DC Studios poured $170 million into production and another $120 million into marketing for Supergirl, and what the studio got back was a $37.1 million opening weekend, a 74 percent second-weekend collapse, and a projected loss north of $100 million that will reshape how Hollywood approaches the cape genre for years.
The Numbers Are Brutal
Milly Alcock’s debut as Kara Zor-El landed well below the $55 million domestic projection that Warner Bros. had set as its floor. The global opening of $62.6 million against a combined production and marketing spend approaching $290 million put the film on a trajectory that no amount of international legs could salvage. By its second weekend, the domestic drop of 74 percent ranked as the third-worst sophomore collapse for any superhero movie ever, behind only The Marvels and Joker: Folie a Deux.
Deadline projected $125 million in losses. Variety pegged it at $100 million. The Wrap said $85 million. The disagreement over the exact size of the crater doesn’t change the fact that everyone agrees there is one.
Two Cuts, One Disaster
The Hollywood Reporter’s deep dive into the film’s production revealed a post-production process that never found solid ground. Director Craig Gillespie and DC Studios chief James Gunn clashed over the film’s direction after shooting wrapped in May 2025. Gunn’s team took increasing control of the editing process, bringing in screenwriter Jeremy Slater and editor Fred Raskin, Gunn’s longtime collaborator, to work alongside Gillespie’s editor Tatiana S. Riegel.
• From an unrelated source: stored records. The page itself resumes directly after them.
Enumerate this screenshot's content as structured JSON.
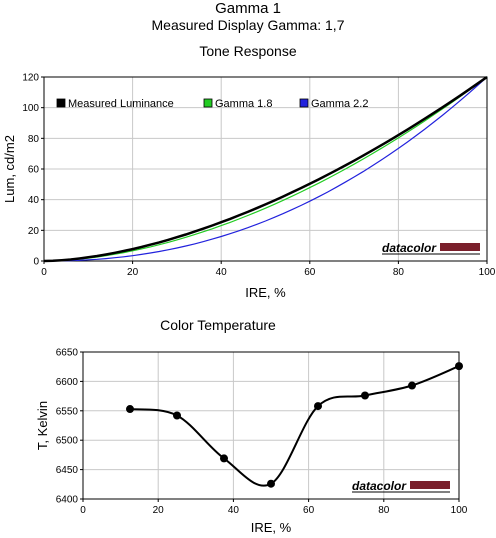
{
  "header": {
    "title": "Gamma 1",
    "subtitle": "Measured Display Gamma: 1,7"
  },
  "brand": {
    "logo_text": "datacolor",
    "logo_color": "#7a1f2b"
  },
  "colors": {
    "measured": "#000000",
    "gamma18": "#22cc22",
    "gamma22": "#2222dd",
    "grid": "#c8c8c8"
  },
  "chart_data": [
    {
      "type": "line",
      "title": "Tone Response",
      "xlabel": "IRE, %",
      "ylabel": "Lum, cd/m2",
      "xlim": [
        0,
        100
      ],
      "ylim": [
        0,
        120
      ],
      "xticks": [
        0,
        20,
        40,
        60,
        80,
        100
      ],
      "yticks": [
        0,
        20,
        40,
        60,
        80,
        100,
        120
      ],
      "grid": true,
      "legend_position": "top",
      "series": [
        {
          "name": "Measured Luminance",
          "color": "#000000",
          "gamma": 1.7,
          "x": [
            0,
            10,
            20,
            30,
            40,
            50,
            60,
            70,
            80,
            90,
            100
          ],
          "y": [
            0,
            2.4,
            7.3,
            14.6,
            23.7,
            36.1,
            50.3,
            65.8,
            82.5,
            100.7,
            120
          ]
        },
        {
          "name": "Gamma 1.8",
          "color": "#22cc22",
          "gamma": 1.8,
          "x": [
            0,
            10,
            20,
            30,
            40,
            50,
            60,
            70,
            80,
            90,
            100
          ],
          "y": [
            0,
            1.9,
            6.3,
            13.2,
            22.1,
            34.5,
            47.4,
            63.0,
            80.0,
            99.0,
            120
          ]
        },
        {
          "name": "Gamma 2.2",
          "color": "#2222dd",
          "gamma": 2.2,
          "x": [
            0,
            10,
            20,
            30,
            40,
            50,
            60,
            70,
            80,
            90,
            100
          ],
          "y": [
            0,
            0.8,
            3.3,
            8.3,
            15.1,
            26.1,
            38.0,
            54.0,
            72.0,
            94.5,
            120
          ]
        }
      ]
    },
    {
      "type": "line",
      "title": "Color Temperature",
      "xlabel": "IRE, %",
      "ylabel": "T, Kelvin",
      "xlim": [
        0,
        100
      ],
      "ylim": [
        6400,
        6650
      ],
      "xticks": [
        0,
        20,
        40,
        60,
        80,
        100
      ],
      "yticks": [
        6400,
        6450,
        6500,
        6550,
        6600,
        6650
      ],
      "grid": true,
      "series": [
        {
          "color": "#000000",
          "x": [
            12.5,
            25,
            37.5,
            50,
            62.5,
            75,
            87.5,
            100
          ],
          "y": [
            6553,
            6542,
            6469,
            6426,
            6558,
            6576,
            6593,
            6626
          ]
        }
      ]
    }
  ]
}
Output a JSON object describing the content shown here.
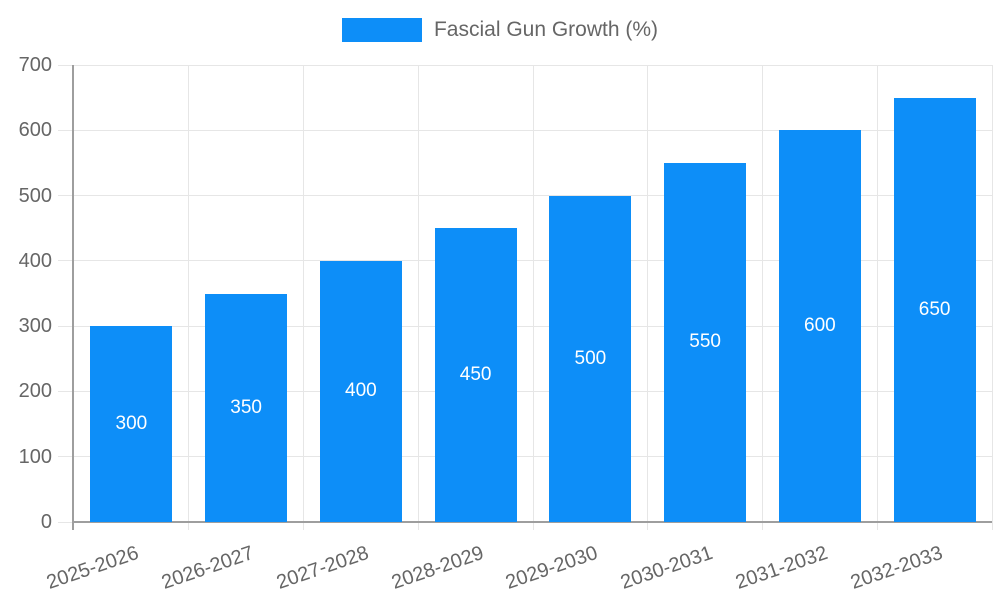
{
  "chart_data": {
    "type": "bar",
    "title": "Fascial Gun Growth (%)",
    "legend": {
      "label": "Fascial Gun Growth (%)",
      "position": "top"
    },
    "categories": [
      "2025-2026",
      "2026-2027",
      "2027-2028",
      "2028-2029",
      "2029-2030",
      "2030-2031",
      "2031-2032",
      "2032-2033"
    ],
    "values": [
      300,
      350,
      400,
      450,
      500,
      550,
      600,
      650
    ],
    "bar_value_labels": [
      "300",
      "350",
      "400",
      "450",
      "500",
      "550",
      "600",
      "650"
    ],
    "xlabel": "",
    "ylabel": "",
    "ylim": [
      0,
      700
    ],
    "yticks": [
      0,
      100,
      200,
      300,
      400,
      500,
      600,
      700
    ],
    "grid": true,
    "x_label_rotation_deg": -19,
    "value_label_position": "inside-center",
    "colors": {
      "bar": "#0d8ef8",
      "bar_value_text": "#ffffff",
      "grid_line": "#e6e6e6",
      "axis_line": "#9e9e9e",
      "tick_text": "#666666",
      "legend_text": "#666666",
      "background": "#ffffff"
    }
  }
}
The result was a bakeoff between two competing cuts. Gillespie’s version ran 11 minutes longer, gave more screen time to the villain Krem, and scored higher with test audiences on pacing, song choices, and villain development. Gunn’s cut edged ahead by just two points overall, and it was Gunn’s version that went to theaters. The creative tug-of-war produced a film that felt like it belonged to neither vision fully, a compromise that satisfied no one.
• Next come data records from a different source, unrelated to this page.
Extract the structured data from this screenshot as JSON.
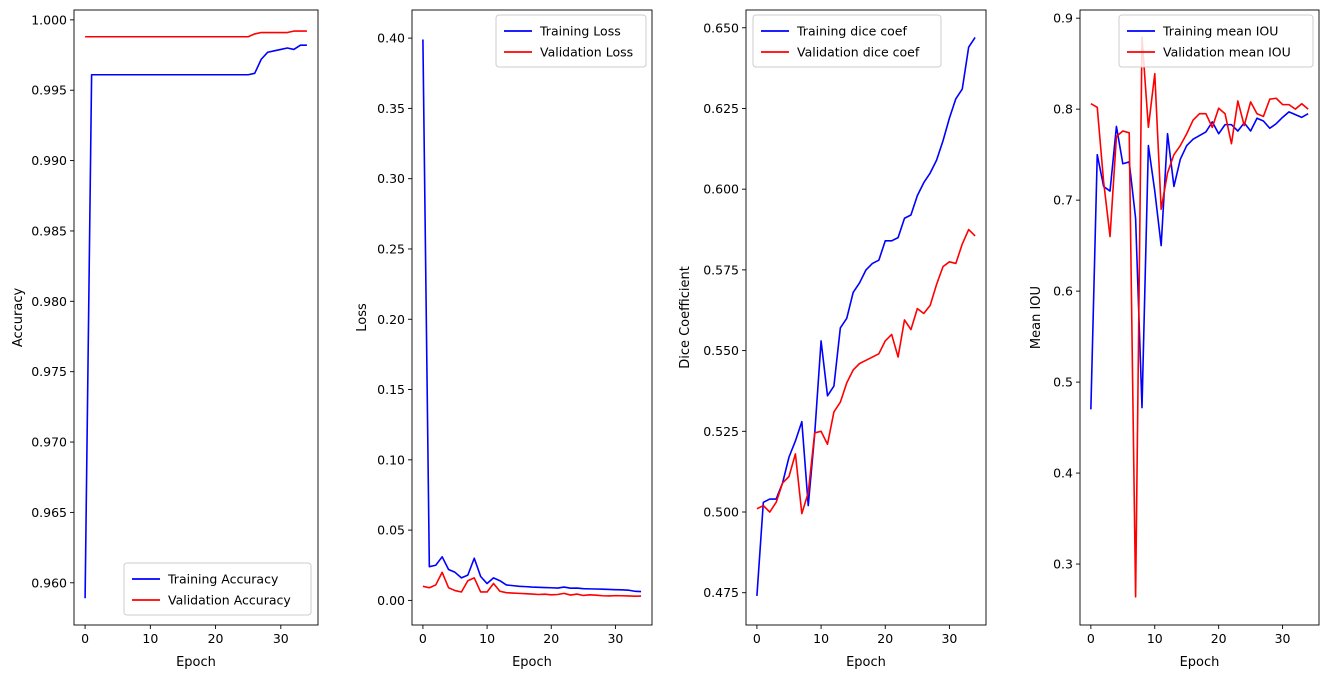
{
  "chart_data": [
    {
      "type": "line",
      "xlabel": "Epoch",
      "ylabel": "Accuracy",
      "xlim": [
        -1.7,
        35.7
      ],
      "ylim": [
        0.957,
        1.0007
      ],
      "xticks": [
        0,
        10,
        20,
        30
      ],
      "yticks": [
        0.96,
        0.965,
        0.97,
        0.975,
        0.98,
        0.985,
        0.99,
        0.995,
        1.0
      ],
      "ytick_labels": [
        "0.960",
        "0.965",
        "0.970",
        "0.975",
        "0.980",
        "0.985",
        "0.990",
        "0.995",
        "1.000"
      ],
      "legend": "lower-right",
      "series": [
        {
          "name": "Training Accuracy",
          "color": "#0000ff",
          "values": [
            0.9589,
            0.9961,
            0.9961,
            0.9961,
            0.9961,
            0.9961,
            0.9961,
            0.9961,
            0.9961,
            0.9961,
            0.9961,
            0.9961,
            0.9961,
            0.9961,
            0.9961,
            0.9961,
            0.9961,
            0.9961,
            0.9961,
            0.9961,
            0.9961,
            0.9961,
            0.9961,
            0.9961,
            0.9961,
            0.9961,
            0.9962,
            0.9972,
            0.9977,
            0.9978,
            0.9979,
            0.998,
            0.9979,
            0.9982,
            0.9982
          ]
        },
        {
          "name": "Validation Accuracy",
          "color": "#ff0000",
          "values": [
            0.9988,
            0.9988,
            0.9988,
            0.9988,
            0.9988,
            0.9988,
            0.9988,
            0.9988,
            0.9988,
            0.9988,
            0.9988,
            0.9988,
            0.9988,
            0.9988,
            0.9988,
            0.9988,
            0.9988,
            0.9988,
            0.9988,
            0.9988,
            0.9988,
            0.9988,
            0.9988,
            0.9988,
            0.9988,
            0.9988,
            0.999,
            0.9991,
            0.9991,
            0.9991,
            0.9991,
            0.9991,
            0.9992,
            0.9992,
            0.9992
          ]
        }
      ]
    },
    {
      "type": "line",
      "xlabel": "Epoch",
      "ylabel": "Loss",
      "xlim": [
        -1.7,
        35.7
      ],
      "ylim": [
        -0.0175,
        0.42
      ],
      "xticks": [
        0,
        10,
        20,
        30
      ],
      "yticks": [
        0.0,
        0.05,
        0.1,
        0.15,
        0.2,
        0.25,
        0.3,
        0.35,
        0.4
      ],
      "ytick_labels": [
        "0.00",
        "0.05",
        "0.10",
        "0.15",
        "0.20",
        "0.25",
        "0.30",
        "0.35",
        "0.40"
      ],
      "legend": "top-right",
      "series": [
        {
          "name": "Training Loss",
          "color": "#0000ff",
          "values": [
            0.399,
            0.024,
            0.025,
            0.031,
            0.022,
            0.02,
            0.016,
            0.018,
            0.03,
            0.017,
            0.012,
            0.016,
            0.014,
            0.011,
            0.0105,
            0.01,
            0.0098,
            0.0095,
            0.0093,
            0.0091,
            0.009,
            0.0088,
            0.0095,
            0.0087,
            0.0088,
            0.0083,
            0.0082,
            0.0081,
            0.008,
            0.0078,
            0.0076,
            0.0075,
            0.0073,
            0.0065,
            0.0063
          ]
        },
        {
          "name": "Validation Loss",
          "color": "#ff0000",
          "values": [
            0.01,
            0.009,
            0.011,
            0.02,
            0.009,
            0.007,
            0.006,
            0.014,
            0.016,
            0.006,
            0.006,
            0.012,
            0.0065,
            0.0055,
            0.0052,
            0.005,
            0.0048,
            0.0045,
            0.0042,
            0.0044,
            0.004,
            0.0042,
            0.005,
            0.0038,
            0.0045,
            0.0035,
            0.004,
            0.0037,
            0.0033,
            0.0032,
            0.0034,
            0.0033,
            0.0032,
            0.003,
            0.0031
          ]
        }
      ]
    },
    {
      "type": "line",
      "xlabel": "Epoch",
      "ylabel": "Dice Coefficient",
      "xlim": [
        -1.7,
        35.7
      ],
      "ylim": [
        0.465,
        0.6555
      ],
      "xticks": [
        0,
        10,
        20,
        30
      ],
      "yticks": [
        0.475,
        0.5,
        0.525,
        0.55,
        0.575,
        0.6,
        0.625,
        0.65
      ],
      "ytick_labels": [
        "0.475",
        "0.500",
        "0.525",
        "0.550",
        "0.575",
        "0.600",
        "0.625",
        "0.650"
      ],
      "legend": "top-left",
      "series": [
        {
          "name": "Training dice coef",
          "color": "#0000ff",
          "values": [
            0.474,
            0.503,
            0.504,
            0.504,
            0.509,
            0.517,
            0.522,
            0.528,
            0.502,
            0.524,
            0.553,
            0.536,
            0.539,
            0.557,
            0.56,
            0.568,
            0.571,
            0.575,
            0.577,
            0.578,
            0.584,
            0.584,
            0.585,
            0.591,
            0.592,
            0.598,
            0.602,
            0.605,
            0.609,
            0.615,
            0.622,
            0.628,
            0.631,
            0.644,
            0.647
          ]
        },
        {
          "name": "Validation dice coef",
          "color": "#ff0000",
          "values": [
            0.501,
            0.502,
            0.5,
            0.503,
            0.509,
            0.511,
            0.518,
            0.4995,
            0.506,
            0.5245,
            0.525,
            0.521,
            0.531,
            0.534,
            0.54,
            0.544,
            0.546,
            0.547,
            0.548,
            0.549,
            0.553,
            0.555,
            0.548,
            0.5595,
            0.5565,
            0.563,
            0.5615,
            0.564,
            0.5705,
            0.576,
            0.5775,
            0.577,
            0.583,
            0.5875,
            0.5855
          ]
        }
      ]
    },
    {
      "type": "line",
      "xlabel": "Epoch",
      "ylabel": "Mean IOU",
      "xlim": [
        -1.7,
        35.7
      ],
      "ylim": [
        0.233,
        0.909
      ],
      "xticks": [
        0,
        10,
        20,
        30
      ],
      "yticks": [
        0.3,
        0.4,
        0.5,
        0.6,
        0.7,
        0.8,
        0.9
      ],
      "ytick_labels": [
        "0.3",
        "0.4",
        "0.5",
        "0.6",
        "0.7",
        "0.8",
        "0.9"
      ],
      "legend": "top-right",
      "series": [
        {
          "name": "Training mean IOU",
          "color": "#0000ff",
          "values": [
            0.47,
            0.75,
            0.715,
            0.71,
            0.781,
            0.74,
            0.742,
            0.68,
            0.472,
            0.76,
            0.71,
            0.65,
            0.773,
            0.715,
            0.745,
            0.76,
            0.767,
            0.771,
            0.775,
            0.786,
            0.773,
            0.783,
            0.783,
            0.776,
            0.785,
            0.776,
            0.79,
            0.787,
            0.779,
            0.784,
            0.791,
            0.797,
            0.794,
            0.791,
            0.795
          ]
        },
        {
          "name": "Validation mean IOU",
          "color": "#ff0000",
          "values": [
            0.806,
            0.802,
            0.72,
            0.66,
            0.77,
            0.776,
            0.774,
            0.264,
            0.879,
            0.78,
            0.839,
            0.69,
            0.73,
            0.75,
            0.76,
            0.773,
            0.788,
            0.795,
            0.795,
            0.78,
            0.801,
            0.795,
            0.762,
            0.809,
            0.782,
            0.808,
            0.795,
            0.792,
            0.811,
            0.812,
            0.805,
            0.805,
            0.8,
            0.806,
            0.8
          ]
        }
      ]
    }
  ]
}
Superhero Fatigue Is Real, but It’s Not the Whole Story
The easy diagnosis is audience exhaustion with costumed heroes, and there’s evidence for it. The Marvels, Joker: Folie a Deux, Madame Web, and now Supergirl form a pattern that’s hard to argue against. But 2025’s Superman, also from DC Studios and also under Gunn’s stewardship, opened to strong reviews and solid numbers. The problem isn’t necessarily the genre; it’s what you do with it.
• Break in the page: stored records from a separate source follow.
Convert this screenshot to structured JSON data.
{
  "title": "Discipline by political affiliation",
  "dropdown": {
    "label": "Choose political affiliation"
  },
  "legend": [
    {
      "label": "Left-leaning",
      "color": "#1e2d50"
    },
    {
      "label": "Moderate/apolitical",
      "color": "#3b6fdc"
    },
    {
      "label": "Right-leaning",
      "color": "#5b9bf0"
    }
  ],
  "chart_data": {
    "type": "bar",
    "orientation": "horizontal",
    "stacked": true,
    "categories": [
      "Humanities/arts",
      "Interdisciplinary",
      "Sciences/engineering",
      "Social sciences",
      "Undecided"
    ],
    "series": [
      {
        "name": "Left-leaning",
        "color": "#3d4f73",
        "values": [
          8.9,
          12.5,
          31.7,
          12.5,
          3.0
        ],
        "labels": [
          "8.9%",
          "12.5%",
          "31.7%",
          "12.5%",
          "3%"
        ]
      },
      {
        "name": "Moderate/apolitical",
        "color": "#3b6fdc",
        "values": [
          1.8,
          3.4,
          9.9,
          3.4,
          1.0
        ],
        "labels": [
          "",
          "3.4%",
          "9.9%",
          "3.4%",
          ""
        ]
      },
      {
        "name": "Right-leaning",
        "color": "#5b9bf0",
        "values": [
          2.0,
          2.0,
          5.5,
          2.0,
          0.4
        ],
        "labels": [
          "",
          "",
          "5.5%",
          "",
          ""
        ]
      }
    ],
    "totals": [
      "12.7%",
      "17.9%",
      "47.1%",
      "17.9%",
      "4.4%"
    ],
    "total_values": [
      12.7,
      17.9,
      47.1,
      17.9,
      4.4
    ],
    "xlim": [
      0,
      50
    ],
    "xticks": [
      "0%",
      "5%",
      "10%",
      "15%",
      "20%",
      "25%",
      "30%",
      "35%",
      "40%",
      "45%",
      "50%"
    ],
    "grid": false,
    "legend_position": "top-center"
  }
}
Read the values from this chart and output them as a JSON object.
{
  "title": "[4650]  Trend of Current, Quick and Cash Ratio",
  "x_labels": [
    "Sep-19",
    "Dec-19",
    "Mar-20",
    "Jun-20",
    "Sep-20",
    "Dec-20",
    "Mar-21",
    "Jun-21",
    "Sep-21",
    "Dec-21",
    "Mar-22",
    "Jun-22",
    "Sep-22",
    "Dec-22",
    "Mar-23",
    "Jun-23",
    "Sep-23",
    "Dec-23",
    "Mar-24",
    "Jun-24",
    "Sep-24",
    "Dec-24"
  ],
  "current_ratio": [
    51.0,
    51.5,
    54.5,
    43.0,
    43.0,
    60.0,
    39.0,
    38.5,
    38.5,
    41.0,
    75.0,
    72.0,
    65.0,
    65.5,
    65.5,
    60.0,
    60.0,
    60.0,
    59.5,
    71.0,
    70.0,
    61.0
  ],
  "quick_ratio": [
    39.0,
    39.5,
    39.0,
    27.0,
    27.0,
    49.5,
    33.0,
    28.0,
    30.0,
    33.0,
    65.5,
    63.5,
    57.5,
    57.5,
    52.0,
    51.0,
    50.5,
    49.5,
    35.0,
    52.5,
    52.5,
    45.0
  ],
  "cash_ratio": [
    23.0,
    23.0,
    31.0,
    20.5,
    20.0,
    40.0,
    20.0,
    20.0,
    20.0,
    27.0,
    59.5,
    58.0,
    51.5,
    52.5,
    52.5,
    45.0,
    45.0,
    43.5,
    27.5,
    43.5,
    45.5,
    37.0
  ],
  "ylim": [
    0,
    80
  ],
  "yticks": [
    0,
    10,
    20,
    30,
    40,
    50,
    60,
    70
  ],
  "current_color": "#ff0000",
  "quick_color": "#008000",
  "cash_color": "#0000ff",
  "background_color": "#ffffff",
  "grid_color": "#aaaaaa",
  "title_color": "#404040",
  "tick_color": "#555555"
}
Supergirl arrived with a marketing campaign that struggled to communicate what made this iteration worth seeing. The trailers leaned on spectacle without anchoring the character in something emotionally specific. Alcock, who earned a passionate following as young Rhaenyra in House of the Dragon, delivered a performance that most critics praised even as they panned the film around her. The star wasn’t the problem. The machinery was.
What This Means for DC Studios
Gunn’s DC universe is now two films in, and the scoreboard reads one hit and one catastrophe. Superman proved the concept could work. Supergirl proved it could fail spectacularly when creative alignment breaks down. The lesson isn’t that audiences don’t want DC movies; it’s that the studio cannot afford another production where the director and the franchise architect are pulling in opposite directions.
Warner Bros. has several DC projects in various stages of development, and every one of them just became a harder greenlight. Studio executives will point to Superman’s success as proof the model works, but the money people will point to Supergirl’s losses as proof that it’s one misfire away from disaster. Both are correct, and that tension will define every DC decision for the next 18 months.
The Audience Has Moved On, and Studios Haven’t Caught Up
The deeper issue isn’t capes or cowls. It’s that audiences in 2026 are making ruthless choices about what’s worth $15 and two hours of their time. Christopher Nolan’s The Odyssey opens in two weeks with an all-star cast and a story that existed thousands of years before any comic book. The summer box office isn’t dead; it’s just pickier than it used to be. And a $290 million bet on a character most casual moviegoers couldn’t name was always going to need flawless execution to pay off. Supergirl didn’t get it.